Еще в 1901 году, когда в Шлиссельбург к нам был привезен Карпович, мы получили от него вести, способные воскресить мертвых. С 1884-87 гг., как об этом подробно рассказано во 2-й части «Запечатленного труда», мы ничего не знали о революционном движении: новых узников к нам не привозили. Карпович был первой залетной ласточкой, первым представителем нового поколения, выросшего после нас. То путем тюремных хитростей, то открытой силой мы сумели получить от него подробные сведения о том, что делалось и делается на свободе. Нарисовав картину общего пробуждения России и того действенного духа, который веял по всей стране, он пророчествовал, что через пять лет в России будет революция.

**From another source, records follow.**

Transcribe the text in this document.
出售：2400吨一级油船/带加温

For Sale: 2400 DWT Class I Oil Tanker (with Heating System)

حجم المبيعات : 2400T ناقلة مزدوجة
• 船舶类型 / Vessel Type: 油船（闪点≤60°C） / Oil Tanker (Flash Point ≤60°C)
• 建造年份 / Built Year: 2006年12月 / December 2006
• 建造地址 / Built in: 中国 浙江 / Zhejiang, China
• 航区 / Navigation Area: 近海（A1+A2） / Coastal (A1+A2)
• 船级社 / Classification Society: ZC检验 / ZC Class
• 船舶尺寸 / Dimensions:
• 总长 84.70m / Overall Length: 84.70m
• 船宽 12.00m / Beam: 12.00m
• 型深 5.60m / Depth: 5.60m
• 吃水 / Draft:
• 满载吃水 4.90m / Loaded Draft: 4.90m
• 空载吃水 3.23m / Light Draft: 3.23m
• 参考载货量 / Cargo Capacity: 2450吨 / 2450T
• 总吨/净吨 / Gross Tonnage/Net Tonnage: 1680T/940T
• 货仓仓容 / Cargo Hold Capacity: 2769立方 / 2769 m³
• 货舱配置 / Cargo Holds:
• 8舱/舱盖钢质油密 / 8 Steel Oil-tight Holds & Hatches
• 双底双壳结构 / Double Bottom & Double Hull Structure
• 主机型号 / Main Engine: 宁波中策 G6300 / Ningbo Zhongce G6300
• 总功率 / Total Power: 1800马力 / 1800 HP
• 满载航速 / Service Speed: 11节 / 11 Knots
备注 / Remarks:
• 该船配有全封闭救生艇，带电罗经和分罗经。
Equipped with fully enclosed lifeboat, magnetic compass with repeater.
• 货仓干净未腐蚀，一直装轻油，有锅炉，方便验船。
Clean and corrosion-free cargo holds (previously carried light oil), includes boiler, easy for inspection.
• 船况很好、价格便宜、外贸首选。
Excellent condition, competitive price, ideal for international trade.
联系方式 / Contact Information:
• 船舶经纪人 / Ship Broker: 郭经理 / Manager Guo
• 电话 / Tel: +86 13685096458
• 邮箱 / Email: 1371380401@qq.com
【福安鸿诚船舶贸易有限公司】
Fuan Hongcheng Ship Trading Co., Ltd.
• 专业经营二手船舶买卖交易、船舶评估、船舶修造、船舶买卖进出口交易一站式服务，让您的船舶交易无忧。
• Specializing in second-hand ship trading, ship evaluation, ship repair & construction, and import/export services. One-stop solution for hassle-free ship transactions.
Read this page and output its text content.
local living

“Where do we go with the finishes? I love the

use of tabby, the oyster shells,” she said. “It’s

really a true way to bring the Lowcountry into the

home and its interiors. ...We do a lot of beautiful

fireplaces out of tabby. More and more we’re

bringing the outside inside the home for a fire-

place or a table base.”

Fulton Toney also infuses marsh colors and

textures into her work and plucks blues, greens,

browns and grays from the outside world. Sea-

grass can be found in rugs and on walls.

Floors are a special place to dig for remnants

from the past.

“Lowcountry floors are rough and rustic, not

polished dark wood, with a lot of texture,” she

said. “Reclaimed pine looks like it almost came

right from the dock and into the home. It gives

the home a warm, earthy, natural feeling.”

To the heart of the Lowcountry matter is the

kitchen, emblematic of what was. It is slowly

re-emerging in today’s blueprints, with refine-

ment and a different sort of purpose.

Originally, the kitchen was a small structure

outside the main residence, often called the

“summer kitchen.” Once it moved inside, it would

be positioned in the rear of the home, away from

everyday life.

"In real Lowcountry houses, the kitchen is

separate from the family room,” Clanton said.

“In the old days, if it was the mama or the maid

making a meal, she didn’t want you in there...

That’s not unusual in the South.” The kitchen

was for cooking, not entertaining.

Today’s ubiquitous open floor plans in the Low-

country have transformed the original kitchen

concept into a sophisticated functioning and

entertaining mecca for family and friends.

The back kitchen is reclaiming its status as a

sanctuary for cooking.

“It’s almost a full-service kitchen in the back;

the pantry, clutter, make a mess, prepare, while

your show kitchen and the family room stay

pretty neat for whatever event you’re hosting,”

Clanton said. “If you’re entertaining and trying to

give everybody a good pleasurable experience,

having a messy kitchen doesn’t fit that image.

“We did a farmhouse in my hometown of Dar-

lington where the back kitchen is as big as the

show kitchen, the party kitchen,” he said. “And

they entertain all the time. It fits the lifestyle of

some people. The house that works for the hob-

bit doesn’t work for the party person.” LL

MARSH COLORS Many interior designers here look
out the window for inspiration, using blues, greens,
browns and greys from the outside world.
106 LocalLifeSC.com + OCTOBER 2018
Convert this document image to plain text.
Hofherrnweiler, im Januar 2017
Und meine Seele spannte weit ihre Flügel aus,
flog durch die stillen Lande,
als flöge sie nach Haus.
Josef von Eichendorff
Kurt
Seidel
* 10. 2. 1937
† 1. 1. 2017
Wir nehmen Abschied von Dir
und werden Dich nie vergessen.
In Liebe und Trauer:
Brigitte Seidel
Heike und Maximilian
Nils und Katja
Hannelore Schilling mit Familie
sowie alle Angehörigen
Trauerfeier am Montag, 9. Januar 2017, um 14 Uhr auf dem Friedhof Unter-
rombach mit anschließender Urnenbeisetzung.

Понятно, что на первых же порах, когда явилась возможность видеться в Петропавловской крепости с родными, я хотела узнать, каково общее положение дел. После первого свидания, которое было в условиях строго официальных, ни смотритель, ни жандармы при наших встречах обыкновенно не присутствовали. Мы виделись не там, где всегда дают свидания, а в одной из комнат квартиры смотрителя Веревкина, товарища по Артиллерийской академии моих сопроцессников: Похитонова, сошедшего с ума и умершего, и Рогачева, казненного. На столе мы находили предупредительно сервированный чай, стоял самовар, сласти. Мы могли сидеть по-семейному и так долго, как хотели. Но меня беспокоило, что в сравнительно небольшой комнате было три двери: не стоит ли за какой-нибудь из них посторонний слушатель? Сестры и братья смеялись, но я по временам тихонько подходила по очереди ко всем трем и внезапно открывала, чтоб поймать на месте воображаемого шпиона. Нечего и говорить — за дверями никого не было. Тогда я спрашивала: что делается в России? О чем говорят, чего хотят, на что надеются? Сказать правду, ответы были далеко не такие, каких можно было ожидать на основании рассказов Карповича. По словам родных, все было тихо; ничто не предвещало близости государственного переустройства; амнистия, объявленная по случаю рождения давно жданного наследника, не распространялась на русскую Бастилию — Шлиссельбург. Когда брат Лопатина спросил об этом министра Святополк-Мирского, тот ответил: «амнистия коснется вашего брата, если он подаст просьбу на высочайшее имя».